I know. I guess what I'm saying—and I guess we'll have to agree to disagree on this—is that this bill would actually force them to fix it on the front end, because it would require that they get the money in place as soon as they go to bond markets. If you're doing a bond issuance and you're a CEO, all these extremely sophisticated analysts are going to tear apart your balance sheet, and they're going to say that, on the liabilities side, there's this pension thing, and they're only 84% or 85% funded in the pension thing, and they're getting away with it because they're in this province that allows it. As a bondholder, I would have to come behind that liability, so I'm going to make it known that I'm not bidding on these bonds because their pension is not properly funded. The CEO is then going to be in a present-day position where he has to get the pension in order if he wants to raise money and grow the company.
I think that's actually a positive market discipline to impose on CEOs who are promising pensions to workers and deferring their wages into those pension funds. It's not a bad thing that the CEO is put in that position; it's a good thing. That's the first point, I guess, that I would make.

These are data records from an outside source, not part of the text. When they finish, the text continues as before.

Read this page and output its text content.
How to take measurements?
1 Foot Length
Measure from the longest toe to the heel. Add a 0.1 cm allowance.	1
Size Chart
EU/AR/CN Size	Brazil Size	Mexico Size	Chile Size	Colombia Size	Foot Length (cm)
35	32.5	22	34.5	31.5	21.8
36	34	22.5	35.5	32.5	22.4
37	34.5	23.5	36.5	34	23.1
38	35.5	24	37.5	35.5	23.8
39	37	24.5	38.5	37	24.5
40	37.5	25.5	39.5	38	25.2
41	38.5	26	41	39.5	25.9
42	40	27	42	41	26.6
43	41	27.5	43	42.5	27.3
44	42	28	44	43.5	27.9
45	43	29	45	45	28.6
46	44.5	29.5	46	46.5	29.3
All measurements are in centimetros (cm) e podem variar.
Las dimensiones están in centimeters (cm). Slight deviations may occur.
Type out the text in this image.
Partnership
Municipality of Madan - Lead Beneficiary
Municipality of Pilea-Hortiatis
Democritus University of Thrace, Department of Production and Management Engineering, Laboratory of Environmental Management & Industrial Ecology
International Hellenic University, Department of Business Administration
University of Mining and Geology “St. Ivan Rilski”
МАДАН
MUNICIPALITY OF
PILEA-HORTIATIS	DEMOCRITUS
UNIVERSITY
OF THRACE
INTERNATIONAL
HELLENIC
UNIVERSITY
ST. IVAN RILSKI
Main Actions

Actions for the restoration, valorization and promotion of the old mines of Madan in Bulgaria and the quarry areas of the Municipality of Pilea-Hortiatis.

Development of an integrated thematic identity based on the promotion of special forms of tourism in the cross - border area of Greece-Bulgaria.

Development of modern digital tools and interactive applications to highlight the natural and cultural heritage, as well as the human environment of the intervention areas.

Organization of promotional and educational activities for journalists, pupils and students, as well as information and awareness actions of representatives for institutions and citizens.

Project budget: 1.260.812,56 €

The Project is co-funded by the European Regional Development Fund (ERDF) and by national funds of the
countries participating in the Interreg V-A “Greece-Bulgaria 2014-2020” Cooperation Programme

The next point I would make is that you continue to raise the concern that if companies had to properly fund their pension funds before paying out other creditors in the case of a bankruptcy, they would be inclined to go bankrupt or fall into insolvency. What if we gave them three years for the coming into force of this bill, so that they could use that time to get their act together and replenish their pension funds, eliminate liabilities and present a positive balance sheet to markets when they raise money?